# Day 2: CUDA Event Timing

**Focus:** Using `torch.cuda.Event` for accurate GPU timing

## Objectives
- Use CUDA events for ground-truth GPU timing
- Compare CPU wall-clock time vs GPU event time
- Understand why CUDA events are needed for accurate measurements

In [None]:
import torch
import time

assert torch.cuda.is_available(), "CUDA not available"

print(f"GPU: {torch.cuda.get_device_name(0)}")

## Experiment: CPU Time vs GPU Event Time

Compare `time.time()` with `torch.cuda.Event` timing.

In [None]:
N = 4096
A = torch.randn((N, N), device='cuda', dtype=torch.float16)
B = torch.randn((N, N), device='cuda', dtype=torch.float16)
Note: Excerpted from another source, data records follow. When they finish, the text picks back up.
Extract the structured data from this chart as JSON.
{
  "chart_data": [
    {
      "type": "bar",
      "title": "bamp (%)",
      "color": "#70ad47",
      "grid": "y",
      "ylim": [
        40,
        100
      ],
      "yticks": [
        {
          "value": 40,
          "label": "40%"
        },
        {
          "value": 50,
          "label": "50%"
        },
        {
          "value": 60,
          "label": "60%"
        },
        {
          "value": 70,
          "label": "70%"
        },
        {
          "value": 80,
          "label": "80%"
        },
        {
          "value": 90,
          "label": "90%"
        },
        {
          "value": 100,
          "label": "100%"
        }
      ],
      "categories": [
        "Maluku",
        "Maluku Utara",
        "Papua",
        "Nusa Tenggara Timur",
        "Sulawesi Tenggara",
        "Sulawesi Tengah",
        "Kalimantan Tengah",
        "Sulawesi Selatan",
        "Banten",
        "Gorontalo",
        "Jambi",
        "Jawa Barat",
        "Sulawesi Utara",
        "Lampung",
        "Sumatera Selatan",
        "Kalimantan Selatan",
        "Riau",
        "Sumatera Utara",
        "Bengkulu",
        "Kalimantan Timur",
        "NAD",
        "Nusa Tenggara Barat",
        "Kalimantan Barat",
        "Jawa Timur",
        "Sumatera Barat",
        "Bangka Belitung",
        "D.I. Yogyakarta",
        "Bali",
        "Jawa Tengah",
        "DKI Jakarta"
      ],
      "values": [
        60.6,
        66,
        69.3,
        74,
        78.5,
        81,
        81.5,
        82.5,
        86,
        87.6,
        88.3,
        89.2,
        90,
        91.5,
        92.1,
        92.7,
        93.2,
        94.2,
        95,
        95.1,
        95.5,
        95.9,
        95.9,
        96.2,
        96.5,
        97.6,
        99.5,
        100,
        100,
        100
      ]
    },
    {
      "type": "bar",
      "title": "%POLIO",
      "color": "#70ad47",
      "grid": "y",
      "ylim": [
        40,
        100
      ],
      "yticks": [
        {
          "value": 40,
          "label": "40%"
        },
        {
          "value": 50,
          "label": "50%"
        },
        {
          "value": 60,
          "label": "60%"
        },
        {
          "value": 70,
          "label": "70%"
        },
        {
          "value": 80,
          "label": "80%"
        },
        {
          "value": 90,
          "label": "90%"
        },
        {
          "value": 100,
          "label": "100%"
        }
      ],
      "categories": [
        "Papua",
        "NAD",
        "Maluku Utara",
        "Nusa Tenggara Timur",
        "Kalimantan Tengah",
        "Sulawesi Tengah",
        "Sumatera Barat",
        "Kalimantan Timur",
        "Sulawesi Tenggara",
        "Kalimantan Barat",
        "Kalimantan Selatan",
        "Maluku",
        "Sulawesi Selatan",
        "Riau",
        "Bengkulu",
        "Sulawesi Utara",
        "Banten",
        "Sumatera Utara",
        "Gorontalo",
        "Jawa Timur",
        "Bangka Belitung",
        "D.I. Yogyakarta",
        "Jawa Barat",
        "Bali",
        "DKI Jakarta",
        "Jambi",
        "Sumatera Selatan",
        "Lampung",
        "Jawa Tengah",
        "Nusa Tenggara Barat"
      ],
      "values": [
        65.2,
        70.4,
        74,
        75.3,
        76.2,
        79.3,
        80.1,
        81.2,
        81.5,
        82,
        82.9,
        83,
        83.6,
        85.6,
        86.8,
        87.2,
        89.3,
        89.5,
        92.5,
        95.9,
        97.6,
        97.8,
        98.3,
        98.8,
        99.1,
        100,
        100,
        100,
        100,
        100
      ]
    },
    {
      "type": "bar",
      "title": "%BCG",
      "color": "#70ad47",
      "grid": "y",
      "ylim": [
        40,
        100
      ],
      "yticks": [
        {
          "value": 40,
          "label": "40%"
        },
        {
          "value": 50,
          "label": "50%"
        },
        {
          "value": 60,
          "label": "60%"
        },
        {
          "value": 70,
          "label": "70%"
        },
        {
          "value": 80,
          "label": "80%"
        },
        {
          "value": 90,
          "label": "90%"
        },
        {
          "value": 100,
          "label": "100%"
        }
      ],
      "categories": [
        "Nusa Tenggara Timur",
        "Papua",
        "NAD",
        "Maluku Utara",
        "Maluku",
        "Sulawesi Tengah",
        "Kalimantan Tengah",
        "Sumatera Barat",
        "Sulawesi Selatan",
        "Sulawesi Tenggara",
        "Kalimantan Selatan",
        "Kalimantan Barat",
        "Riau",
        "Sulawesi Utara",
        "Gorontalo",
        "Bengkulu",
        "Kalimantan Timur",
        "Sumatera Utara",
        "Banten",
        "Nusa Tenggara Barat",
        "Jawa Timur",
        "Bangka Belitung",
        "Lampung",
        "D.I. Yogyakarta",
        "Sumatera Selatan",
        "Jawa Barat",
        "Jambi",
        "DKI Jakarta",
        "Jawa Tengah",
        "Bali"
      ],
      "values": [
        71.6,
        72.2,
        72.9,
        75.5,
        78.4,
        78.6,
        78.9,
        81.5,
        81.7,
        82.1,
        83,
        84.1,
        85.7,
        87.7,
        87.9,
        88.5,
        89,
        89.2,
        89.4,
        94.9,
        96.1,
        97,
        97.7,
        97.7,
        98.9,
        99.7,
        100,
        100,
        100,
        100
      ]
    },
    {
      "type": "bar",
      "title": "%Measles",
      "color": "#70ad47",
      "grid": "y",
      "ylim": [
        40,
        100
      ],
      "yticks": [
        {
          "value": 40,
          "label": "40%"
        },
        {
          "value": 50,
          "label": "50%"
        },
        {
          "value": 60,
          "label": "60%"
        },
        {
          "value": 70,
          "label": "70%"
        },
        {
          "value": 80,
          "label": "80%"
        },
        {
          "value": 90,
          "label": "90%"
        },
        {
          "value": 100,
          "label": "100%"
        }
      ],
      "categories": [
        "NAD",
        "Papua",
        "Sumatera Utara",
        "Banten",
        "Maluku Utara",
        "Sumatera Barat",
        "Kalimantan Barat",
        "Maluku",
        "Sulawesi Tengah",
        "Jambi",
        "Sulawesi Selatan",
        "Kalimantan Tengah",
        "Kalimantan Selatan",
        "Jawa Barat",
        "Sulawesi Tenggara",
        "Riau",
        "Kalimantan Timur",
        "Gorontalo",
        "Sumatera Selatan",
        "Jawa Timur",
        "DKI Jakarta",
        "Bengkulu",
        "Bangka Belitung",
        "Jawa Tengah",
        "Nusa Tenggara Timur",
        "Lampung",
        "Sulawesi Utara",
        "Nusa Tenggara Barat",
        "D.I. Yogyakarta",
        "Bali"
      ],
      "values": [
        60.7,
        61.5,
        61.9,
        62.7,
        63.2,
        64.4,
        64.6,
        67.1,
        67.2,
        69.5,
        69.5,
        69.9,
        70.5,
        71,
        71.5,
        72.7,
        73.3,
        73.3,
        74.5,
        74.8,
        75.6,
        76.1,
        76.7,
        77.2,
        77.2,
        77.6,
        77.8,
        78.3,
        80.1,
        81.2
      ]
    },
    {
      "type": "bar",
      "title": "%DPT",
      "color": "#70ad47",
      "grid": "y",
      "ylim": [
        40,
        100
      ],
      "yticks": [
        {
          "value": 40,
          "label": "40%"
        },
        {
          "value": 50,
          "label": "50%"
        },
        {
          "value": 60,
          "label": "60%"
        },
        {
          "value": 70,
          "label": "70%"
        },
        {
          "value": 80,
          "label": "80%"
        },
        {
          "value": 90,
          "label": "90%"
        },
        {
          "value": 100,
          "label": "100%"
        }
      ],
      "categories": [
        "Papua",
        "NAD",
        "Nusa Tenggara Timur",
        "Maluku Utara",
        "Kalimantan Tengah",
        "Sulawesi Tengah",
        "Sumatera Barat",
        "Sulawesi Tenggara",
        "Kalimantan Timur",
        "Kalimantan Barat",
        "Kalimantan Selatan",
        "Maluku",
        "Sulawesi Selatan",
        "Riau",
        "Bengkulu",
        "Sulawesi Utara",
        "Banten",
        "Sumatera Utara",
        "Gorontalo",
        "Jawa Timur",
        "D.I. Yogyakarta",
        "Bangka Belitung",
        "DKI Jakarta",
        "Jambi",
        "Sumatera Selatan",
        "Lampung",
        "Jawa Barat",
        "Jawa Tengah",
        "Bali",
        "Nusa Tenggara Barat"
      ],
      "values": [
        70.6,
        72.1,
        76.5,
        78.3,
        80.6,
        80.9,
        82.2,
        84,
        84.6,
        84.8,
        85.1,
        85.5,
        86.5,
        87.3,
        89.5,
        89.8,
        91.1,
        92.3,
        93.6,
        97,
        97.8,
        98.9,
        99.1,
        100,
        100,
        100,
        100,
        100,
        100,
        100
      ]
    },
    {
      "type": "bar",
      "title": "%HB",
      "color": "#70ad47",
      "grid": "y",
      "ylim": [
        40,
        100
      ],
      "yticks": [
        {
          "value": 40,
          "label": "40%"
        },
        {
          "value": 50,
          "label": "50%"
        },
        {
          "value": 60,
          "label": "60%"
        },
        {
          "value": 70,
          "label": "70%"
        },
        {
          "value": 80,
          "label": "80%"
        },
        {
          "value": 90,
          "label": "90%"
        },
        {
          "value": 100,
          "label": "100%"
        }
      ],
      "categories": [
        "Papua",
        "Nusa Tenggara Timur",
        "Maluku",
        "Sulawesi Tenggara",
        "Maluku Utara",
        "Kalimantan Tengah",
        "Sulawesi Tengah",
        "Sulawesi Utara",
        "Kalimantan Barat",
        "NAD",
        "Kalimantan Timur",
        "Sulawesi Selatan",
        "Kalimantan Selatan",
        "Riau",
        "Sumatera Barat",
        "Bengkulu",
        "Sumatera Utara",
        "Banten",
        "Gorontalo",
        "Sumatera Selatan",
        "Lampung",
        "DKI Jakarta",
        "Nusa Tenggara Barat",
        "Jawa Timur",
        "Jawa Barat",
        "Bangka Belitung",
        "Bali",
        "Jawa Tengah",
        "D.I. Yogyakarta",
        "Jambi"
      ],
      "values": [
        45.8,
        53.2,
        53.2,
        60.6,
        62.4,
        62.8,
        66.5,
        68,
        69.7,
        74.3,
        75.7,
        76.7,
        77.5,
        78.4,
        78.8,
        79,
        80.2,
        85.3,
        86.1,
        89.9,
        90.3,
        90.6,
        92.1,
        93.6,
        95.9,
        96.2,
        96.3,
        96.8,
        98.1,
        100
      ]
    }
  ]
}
# CPU wall-clock time (with sync)
cpu_start = time.time()
C = A @ B
torch.cuda.synchronize()
cpu_time = (time.time() - cpu_start) * 1000  # ms

# GPU event time (ground truth)
start_event = torch.cuda.Event(enable_timing=True)
end_event = torch.cuda.Event(enable_timing=True)

start_event.record()
C = A @ B
end_event.record()
torch.cuda.synchronize()  # Wait for events to complete
gpu_time = start_event.elapsed_time(end_event)  # ms

print(f"CPU wall-clock time (with sync): {cpu_time:.3f} ms")
print(f"GPU event time:                  {gpu_time:.3f} ms")
print(f"Difference:                      {abs(cpu_time - gpu_time):.3f} ms")

## Multiple Iterations

Time multiple operations to get stable measurements.

In [None]:
WARMUP = 5
ITERS = 10

# Warmup
for _ in range(WARMUP):
    _ = A @ B
torch.cuda.synchronize()

# Timed iterations with events
start_event = torch.cuda.Event(enable_timing=True)
end_event = torch.cuda.Event(enable_timing=True)

start_event.record()
for _ in range(ITERS):
    _ = A @ B
end_event.record()
torch.cuda.synchronize()

avg_time = start_event.elapsed_time(end_event) / ITERS

print(f"Average GEMM time ({ITERS} iterations): {avg_time:.3f} ms")

## Key Observations

**Questions to answer:**
1. Why do CUDA events give more accurate GPU timing?
2. When would CPU time be misleading?
3. What overhead does `synchronize()` add?

_Record your observations here after running the experiments._